A twentieth embodiment, which is a method of installing an electric submersible pump (ESP) assembly in a wellbore, comprising making up an ESP assembly at a surface proximate to a wellbore, wherein the ESP assembly comprises a sensor package having a rotation sensor, an electric motor, a pump intake, and a centrifugal pump, receiving an indication of a rotational position of the ESP assembly from the rotation sensor of the sensor package by an operation station proximate to the wellbore, adjusting the rotational position of the ESP assembly in a deviated or horizontal portion of the wellbore by the operation station based on the monitoring the rotational position of the ESP assembly to maintain a predefined rotational alignment of the ESP assembly, wherein the predefined rotational alignment is associated with open inlet ports of the pump intake being oriented to face a lower side of a casing of the wellbore, and setting the ESP assembly into a completion position in the wellbore in the predefined rotational alignment.
While several embodiments have been provided in the present disclosure, it should be understood that the disclosed systems and methods may be embodied in many other specific forms without departing from the spirit or scope of the present disclosure.
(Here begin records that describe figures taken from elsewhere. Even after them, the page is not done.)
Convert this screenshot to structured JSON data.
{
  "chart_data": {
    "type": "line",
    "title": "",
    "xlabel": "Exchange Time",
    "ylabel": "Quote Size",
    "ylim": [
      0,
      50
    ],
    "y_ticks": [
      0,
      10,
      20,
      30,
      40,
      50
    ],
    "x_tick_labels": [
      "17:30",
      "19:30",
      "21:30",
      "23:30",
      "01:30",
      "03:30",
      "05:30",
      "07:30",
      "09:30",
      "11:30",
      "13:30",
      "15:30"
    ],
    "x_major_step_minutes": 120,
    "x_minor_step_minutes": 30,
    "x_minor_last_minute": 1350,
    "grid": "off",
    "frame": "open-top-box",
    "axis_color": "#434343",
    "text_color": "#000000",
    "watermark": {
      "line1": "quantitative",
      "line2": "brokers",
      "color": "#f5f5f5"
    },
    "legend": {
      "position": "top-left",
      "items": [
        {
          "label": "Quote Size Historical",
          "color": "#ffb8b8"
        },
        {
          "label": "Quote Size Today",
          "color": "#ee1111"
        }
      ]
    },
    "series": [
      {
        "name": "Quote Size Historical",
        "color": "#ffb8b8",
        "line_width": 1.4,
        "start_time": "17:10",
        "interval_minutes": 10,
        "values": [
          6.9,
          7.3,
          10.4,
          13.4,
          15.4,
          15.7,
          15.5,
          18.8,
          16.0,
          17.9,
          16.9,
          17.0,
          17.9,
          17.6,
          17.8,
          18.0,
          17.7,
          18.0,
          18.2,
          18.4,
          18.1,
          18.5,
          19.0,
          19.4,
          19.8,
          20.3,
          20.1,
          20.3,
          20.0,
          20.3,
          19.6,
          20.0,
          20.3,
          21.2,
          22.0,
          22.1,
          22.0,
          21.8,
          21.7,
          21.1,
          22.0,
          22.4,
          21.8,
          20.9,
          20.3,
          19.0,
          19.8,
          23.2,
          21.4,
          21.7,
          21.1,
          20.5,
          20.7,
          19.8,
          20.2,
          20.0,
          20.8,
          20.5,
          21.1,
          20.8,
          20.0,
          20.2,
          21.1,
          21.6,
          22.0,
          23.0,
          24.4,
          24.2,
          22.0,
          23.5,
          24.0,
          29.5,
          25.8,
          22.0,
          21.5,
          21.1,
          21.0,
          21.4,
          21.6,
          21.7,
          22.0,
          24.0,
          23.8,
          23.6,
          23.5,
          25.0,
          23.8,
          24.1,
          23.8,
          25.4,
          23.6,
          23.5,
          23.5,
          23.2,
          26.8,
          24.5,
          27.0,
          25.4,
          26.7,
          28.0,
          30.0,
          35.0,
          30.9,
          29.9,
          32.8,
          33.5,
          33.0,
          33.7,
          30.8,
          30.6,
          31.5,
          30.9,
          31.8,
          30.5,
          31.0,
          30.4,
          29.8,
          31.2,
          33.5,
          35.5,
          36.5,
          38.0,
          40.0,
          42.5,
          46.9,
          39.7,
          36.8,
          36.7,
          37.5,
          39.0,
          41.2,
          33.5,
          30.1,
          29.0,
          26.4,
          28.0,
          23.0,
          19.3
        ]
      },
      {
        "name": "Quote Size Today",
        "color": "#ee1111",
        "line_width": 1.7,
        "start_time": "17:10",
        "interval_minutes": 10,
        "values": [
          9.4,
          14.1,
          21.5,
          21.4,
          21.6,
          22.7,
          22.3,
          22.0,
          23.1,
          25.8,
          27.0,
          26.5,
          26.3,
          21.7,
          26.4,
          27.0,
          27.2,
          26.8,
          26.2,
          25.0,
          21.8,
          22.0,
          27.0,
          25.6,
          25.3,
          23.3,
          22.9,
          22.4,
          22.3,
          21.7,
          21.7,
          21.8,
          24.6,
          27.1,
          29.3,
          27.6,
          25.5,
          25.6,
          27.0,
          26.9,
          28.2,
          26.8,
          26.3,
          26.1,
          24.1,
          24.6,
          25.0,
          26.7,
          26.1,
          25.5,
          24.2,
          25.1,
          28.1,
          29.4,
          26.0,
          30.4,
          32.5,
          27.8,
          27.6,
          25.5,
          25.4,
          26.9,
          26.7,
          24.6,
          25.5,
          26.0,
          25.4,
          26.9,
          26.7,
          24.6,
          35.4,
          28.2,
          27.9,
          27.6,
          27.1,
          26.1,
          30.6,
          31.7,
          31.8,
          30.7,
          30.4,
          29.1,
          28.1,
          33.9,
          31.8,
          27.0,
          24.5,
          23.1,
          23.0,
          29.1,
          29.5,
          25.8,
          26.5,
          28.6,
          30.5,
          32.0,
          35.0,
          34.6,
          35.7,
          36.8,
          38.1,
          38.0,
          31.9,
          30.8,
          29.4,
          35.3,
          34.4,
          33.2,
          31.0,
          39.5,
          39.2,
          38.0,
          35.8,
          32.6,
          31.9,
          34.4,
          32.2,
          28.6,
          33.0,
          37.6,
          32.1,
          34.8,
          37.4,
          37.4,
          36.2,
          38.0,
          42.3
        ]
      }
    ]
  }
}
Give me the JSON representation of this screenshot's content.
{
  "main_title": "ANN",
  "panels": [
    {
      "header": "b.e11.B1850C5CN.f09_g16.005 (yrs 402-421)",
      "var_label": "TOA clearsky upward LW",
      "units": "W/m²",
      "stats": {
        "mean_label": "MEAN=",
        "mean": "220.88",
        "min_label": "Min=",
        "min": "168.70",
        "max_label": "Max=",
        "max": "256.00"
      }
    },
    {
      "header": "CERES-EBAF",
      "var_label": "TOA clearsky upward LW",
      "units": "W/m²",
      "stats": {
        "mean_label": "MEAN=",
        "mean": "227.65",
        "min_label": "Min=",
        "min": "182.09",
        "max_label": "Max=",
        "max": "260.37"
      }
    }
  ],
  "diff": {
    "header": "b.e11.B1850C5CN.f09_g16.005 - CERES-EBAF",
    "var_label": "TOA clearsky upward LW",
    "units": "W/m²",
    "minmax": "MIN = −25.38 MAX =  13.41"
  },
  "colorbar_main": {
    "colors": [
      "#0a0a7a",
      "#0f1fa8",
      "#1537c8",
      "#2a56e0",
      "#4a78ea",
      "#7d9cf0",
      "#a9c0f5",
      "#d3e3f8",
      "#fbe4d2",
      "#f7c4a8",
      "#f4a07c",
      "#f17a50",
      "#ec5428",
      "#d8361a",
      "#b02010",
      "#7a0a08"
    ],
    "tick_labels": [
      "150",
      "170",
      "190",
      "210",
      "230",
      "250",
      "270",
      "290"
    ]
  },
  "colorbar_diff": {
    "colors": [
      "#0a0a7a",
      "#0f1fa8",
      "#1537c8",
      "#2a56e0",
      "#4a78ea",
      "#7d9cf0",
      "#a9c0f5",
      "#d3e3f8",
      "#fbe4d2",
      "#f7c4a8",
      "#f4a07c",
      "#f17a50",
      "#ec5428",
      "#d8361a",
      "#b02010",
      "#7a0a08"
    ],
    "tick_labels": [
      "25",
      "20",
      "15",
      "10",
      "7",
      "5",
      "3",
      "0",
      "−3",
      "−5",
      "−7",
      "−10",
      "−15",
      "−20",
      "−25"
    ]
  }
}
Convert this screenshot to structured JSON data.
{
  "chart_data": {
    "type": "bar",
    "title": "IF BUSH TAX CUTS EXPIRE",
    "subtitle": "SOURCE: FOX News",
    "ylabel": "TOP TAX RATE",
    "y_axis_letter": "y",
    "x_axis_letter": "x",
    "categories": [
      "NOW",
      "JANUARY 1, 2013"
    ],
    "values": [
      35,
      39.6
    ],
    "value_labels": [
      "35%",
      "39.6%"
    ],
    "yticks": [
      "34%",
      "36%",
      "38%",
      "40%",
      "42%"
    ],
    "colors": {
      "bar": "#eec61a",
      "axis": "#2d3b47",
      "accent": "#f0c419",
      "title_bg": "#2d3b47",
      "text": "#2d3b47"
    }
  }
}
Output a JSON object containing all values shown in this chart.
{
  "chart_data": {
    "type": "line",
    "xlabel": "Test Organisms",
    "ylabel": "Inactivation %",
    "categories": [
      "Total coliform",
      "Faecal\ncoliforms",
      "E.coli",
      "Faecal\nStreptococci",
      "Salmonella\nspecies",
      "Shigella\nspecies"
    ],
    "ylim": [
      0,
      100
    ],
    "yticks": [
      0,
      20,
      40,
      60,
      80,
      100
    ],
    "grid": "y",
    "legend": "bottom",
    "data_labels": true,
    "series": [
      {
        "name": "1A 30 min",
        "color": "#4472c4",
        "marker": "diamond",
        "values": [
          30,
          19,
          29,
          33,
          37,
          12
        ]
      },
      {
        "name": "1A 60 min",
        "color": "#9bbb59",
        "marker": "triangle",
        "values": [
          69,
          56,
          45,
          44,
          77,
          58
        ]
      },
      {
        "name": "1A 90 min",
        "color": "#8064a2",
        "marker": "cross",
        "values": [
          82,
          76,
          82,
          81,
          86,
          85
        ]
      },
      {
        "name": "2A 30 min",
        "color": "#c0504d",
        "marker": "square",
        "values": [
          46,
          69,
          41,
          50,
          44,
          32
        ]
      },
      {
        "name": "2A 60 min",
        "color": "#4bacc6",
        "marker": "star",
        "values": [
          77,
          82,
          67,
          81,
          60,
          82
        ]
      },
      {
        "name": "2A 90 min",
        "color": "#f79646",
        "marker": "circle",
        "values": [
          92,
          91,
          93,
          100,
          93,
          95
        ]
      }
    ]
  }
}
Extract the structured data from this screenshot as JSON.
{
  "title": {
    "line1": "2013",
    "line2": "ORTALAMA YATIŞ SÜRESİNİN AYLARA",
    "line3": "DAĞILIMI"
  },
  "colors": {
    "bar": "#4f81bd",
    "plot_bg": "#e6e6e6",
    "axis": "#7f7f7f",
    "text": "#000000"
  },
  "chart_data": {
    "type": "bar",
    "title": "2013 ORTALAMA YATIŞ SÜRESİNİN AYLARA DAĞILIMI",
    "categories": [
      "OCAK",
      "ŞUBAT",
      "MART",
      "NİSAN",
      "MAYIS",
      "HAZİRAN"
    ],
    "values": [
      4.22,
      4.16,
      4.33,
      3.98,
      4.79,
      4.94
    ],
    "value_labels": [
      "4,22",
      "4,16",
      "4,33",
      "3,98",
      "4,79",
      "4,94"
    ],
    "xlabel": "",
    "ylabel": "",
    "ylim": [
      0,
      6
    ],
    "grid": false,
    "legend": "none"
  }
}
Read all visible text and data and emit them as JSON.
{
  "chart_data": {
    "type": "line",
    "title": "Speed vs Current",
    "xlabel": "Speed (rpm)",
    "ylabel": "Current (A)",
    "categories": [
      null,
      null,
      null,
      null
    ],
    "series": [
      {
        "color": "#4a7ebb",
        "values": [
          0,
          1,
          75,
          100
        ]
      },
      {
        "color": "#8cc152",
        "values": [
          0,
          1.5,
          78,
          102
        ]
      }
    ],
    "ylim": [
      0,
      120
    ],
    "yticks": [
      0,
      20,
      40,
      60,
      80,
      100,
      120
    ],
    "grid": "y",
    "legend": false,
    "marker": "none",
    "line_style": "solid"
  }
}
The present examples are to be considered as illustrative and not restrictive, and the intention is not to be limited to the details given herein. For example, the various elements or components may be combined or integrated in another system or certain features may be omitted or not implemented.
Also, techniques, systems, subsystems, and methods described and illustrated in the various embodiments as discrete or separate may be combined or integrated with other systems, modules, techniques, or methods without departing from the scope of the present disclosure. Other items shown or discussed as directly coupled or communicating with each other may be indirectly coupled or communicating through some interface, device, or intermediate component, whether electrically, mechanically, or otherwise. Other examples of changes, substitutions, and alterations are ascertainable by one skilled in the art and could be made without departing from the spirit and scope disclosed herein.